LPM later obtained documents showing the plan passed another REAP committee made up of JCPS higher-ups.

Several Black leaders said the district and the board had broken trust with the community.

Louisville NAACP President Raoul Cunningham noted that JCPS and its board had promised the civil rights group and other Black leaders that the district would not cut transportation services as a result of the student assignment overhaul approved in 2022.

“Now, you are reneging on that promise,” Cunningham said. “That brings up a trust issue.”

Louisville NAACP member Benny Ivory told the board that a vote for transportation cuts “will represent a complete abdication of your responsibilities and a complete betrayal of the public's trust.”

“That will be your legacy. The NAACP will make sure the public knows,” Ivory warned.

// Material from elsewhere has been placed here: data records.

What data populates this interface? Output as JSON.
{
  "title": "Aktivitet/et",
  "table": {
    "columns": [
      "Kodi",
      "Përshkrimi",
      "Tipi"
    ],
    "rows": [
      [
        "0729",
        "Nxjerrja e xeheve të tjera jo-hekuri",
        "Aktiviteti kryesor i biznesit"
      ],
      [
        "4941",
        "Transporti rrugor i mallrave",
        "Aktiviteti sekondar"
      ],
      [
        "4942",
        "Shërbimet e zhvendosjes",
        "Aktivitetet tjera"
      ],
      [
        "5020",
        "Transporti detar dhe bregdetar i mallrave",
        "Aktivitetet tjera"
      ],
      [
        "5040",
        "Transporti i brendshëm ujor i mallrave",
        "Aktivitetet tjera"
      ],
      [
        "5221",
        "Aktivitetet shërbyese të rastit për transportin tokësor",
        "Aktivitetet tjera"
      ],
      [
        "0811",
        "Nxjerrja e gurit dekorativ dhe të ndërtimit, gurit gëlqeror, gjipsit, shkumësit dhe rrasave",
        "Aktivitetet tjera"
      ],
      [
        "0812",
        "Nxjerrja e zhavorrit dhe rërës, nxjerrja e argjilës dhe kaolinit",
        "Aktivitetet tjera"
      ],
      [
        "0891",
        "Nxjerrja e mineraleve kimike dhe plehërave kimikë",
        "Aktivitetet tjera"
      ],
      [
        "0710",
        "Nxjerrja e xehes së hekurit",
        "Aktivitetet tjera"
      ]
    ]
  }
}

While Ivory and others spoke, dozens of people waited in the parking lot clamoring to be let inside. The board held the meeting in its typical room, which has a maximum capacity of 142 people.

Staff opened an overflow room that allowed in another 34 members of the public, but many never made it into the building.

Auditor presentation shifts the tide

Going into the meeting, several board members had already suggested they planned to support Pollio’s recommendation to cut magnet and traditional transportation. At the opening of the meeting, JCBE Chair Corrie Shull told the public that the board may consider a version of the cuts that maintained transportation for Central High School, whose community has been the most active in opposing the cuts.

But during the presentation by Prismatic’s Prieto, members asked questions that suggested they were convinced by her arguments that to move forward with the proposal may be yet another mistake.

Prieto told members that one significant contributor to the failures of Aug. 9 was that the board was not as informed as it should have been on JCPS staff proposals. That same lack of information extended to the proposal members were to vote on that night, which Prieto called “short on details I’d want to know the answer to.”

“I question the need to make that drastic cut now,” she said. She argued that JCPS can “take a large swack” out of the instructional minutes students are currently losing to delays without cutting transportation services.

Some solutions, Prieto said, were offered to top JCPS staff as early as November by Prismatic. But she said those fixes haven’t been “holistically analyzed” by the district.

“But I do still believe there's time,” she said.

That convinced a majority of board members to hold off on the decision, but not Craig.

“We are going to delay another three weeks a decision that is critical for the first day of school. We may be setting ourselves up for another failure,” Craig told LPM. Craig also said he found it “problematic” that top staff, including Pollio, were not given the opportunity to respond to the findings of the audit during the meeting.

While District 5 member Linda Duncan voted in favor of the delay, she told LPM she wasn’t convinced staff had enough time to find a different solution, or that Prieto’s analysis was fully accurate.

Duncan said the same proposal to cut magnet and traditional transportation “may very well” be presented again for a vote on April 16.

Pollio did not make himself available to reporters who waited for the typical post-meeting news conference. Instead, he left through the back door of the VanHoose Education Center.